I raised my hand and whispered, “Divine Word: Raise.” Light blossomed around the corpse as his chest convulsed, drawing breath once more. Then, with another word, “Blessed Regeneration,” his torn limbs knit together, flesh and bone stitching back until he was whole again. The murmurs and gasps redoubled, resurrection was a miracle even among cultivators, and I had displayed it as casually as breathing.
Seizing the man by his throat, I lifted him effortlessly and turned him to face the gathering. “Once more,” I said, my voice like thunder. “Who was it? Answer me, or I will kill you again and again until your soul shatters.”

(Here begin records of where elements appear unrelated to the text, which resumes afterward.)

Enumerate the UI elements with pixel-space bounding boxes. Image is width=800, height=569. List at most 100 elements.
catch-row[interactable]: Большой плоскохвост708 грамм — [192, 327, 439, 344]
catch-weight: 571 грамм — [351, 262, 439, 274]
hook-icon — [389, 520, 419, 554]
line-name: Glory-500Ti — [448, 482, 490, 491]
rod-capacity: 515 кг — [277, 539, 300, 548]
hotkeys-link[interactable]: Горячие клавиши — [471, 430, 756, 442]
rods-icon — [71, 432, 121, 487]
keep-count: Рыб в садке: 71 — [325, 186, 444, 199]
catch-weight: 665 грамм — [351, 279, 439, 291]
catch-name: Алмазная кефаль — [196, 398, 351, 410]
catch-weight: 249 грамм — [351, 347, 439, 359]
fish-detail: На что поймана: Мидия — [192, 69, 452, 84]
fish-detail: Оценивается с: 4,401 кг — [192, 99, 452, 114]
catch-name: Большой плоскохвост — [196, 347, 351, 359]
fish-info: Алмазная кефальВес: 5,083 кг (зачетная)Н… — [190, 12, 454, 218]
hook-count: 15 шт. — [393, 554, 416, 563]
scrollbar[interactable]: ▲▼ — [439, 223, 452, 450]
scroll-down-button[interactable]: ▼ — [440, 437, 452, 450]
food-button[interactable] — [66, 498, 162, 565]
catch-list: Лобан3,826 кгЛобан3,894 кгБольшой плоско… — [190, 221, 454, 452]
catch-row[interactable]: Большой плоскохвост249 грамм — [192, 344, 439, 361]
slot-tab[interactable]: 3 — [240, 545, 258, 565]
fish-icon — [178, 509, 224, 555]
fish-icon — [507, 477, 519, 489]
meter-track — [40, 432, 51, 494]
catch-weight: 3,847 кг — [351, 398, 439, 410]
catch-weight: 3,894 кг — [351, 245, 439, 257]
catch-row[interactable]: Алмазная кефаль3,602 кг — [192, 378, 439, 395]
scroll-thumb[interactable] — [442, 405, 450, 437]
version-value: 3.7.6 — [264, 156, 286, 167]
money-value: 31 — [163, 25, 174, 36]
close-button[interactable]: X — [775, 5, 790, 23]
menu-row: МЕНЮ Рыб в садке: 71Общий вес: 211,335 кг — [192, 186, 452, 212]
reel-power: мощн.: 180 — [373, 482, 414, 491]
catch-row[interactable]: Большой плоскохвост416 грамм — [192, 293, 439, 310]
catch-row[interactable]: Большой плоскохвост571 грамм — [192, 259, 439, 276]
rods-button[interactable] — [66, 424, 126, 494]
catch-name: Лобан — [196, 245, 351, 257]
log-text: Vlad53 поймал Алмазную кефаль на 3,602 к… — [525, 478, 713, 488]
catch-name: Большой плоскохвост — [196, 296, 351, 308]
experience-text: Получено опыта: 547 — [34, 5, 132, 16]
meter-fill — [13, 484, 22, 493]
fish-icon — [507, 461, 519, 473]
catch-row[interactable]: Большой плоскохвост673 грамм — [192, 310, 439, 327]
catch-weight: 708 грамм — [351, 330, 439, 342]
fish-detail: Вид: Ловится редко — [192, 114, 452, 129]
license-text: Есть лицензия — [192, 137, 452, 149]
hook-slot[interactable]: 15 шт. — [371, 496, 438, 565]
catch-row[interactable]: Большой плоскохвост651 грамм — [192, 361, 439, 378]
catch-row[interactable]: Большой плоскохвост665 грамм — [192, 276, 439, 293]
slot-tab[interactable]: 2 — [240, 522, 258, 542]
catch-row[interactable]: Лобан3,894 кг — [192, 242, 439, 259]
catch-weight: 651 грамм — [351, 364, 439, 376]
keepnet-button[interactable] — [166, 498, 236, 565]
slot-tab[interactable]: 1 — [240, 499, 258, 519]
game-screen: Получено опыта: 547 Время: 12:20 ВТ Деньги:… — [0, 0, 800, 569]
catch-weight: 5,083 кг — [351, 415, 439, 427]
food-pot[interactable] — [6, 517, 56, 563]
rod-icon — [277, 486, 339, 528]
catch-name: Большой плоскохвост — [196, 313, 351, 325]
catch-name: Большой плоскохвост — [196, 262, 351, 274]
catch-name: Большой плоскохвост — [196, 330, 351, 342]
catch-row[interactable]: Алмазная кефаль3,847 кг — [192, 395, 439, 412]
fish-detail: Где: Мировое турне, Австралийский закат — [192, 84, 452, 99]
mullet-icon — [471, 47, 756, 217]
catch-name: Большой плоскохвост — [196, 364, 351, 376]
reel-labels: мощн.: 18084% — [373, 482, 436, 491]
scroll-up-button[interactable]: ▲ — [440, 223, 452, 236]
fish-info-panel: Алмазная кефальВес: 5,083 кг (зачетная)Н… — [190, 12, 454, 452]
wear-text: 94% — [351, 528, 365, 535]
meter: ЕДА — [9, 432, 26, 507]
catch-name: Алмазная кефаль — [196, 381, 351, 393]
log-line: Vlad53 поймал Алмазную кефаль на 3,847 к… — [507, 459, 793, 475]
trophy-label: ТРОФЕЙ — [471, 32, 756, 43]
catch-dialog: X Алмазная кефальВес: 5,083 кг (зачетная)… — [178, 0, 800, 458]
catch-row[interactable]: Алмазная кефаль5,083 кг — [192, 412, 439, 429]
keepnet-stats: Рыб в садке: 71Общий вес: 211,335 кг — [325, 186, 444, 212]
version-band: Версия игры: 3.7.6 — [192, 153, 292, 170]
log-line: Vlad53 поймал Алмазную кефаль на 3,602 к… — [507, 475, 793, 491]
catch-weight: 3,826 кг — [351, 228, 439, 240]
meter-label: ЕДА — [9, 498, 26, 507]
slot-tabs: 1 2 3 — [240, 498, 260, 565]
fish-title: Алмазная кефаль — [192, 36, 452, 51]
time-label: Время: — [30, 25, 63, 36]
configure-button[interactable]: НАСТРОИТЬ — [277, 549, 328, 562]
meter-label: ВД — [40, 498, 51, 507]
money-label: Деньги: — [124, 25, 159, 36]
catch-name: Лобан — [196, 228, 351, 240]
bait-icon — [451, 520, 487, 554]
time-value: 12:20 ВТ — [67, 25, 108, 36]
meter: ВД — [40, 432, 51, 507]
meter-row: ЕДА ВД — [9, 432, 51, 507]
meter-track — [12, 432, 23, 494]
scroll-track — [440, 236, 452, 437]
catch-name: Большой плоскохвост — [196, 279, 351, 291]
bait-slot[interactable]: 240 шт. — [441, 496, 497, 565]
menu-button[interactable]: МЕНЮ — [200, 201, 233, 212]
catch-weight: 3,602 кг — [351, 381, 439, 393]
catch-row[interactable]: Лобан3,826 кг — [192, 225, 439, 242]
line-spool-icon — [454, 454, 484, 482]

Terror overtook him this time, and his trembling finger lifted toward one of the guests, the diplomat who had spoken earlier.
The man blanched, his composure cracking. “No! It was not me! He lies!”
But my Divine Sense pierced the veil of falsehood. I felt the discord in the assassin’s claim, the tremor of deceit woven into his claim. He was lying.
Without hesitation, I clenched my grip so firm, I beheaded the man from his shoulders, blood fountaining across the floor. But once again, I intoned the Divine Word, dragging his soul back into the shell of flesh, limbs restored, head reattached, and life forced into him as if death were merely an inconvenience.
I leaned close, my grip iron at his throat. “Tell me the truth.”
His eyes quivered, finger pointing now toward another, this time, a representative of a powerful sect.
I straightened and let my gaze sweep the chamber. “You will not get anything from me,” I declared. “Send me your army, your assassins, your soldiers… It makes no difference. I do not care.”
In truth, I knew they could muster nothing swiftly enough to threaten me. By the time they organized a campaign, I would be gone, leaving only their suspicions. A bluff, yes, but one sharp enough to redirect their rage toward the hand that had dared to strike at me.
My grip loosened, and I let the assassin drop to the floor once more. My final words cracked like a whip through the chamber. “Now get out of my sight.”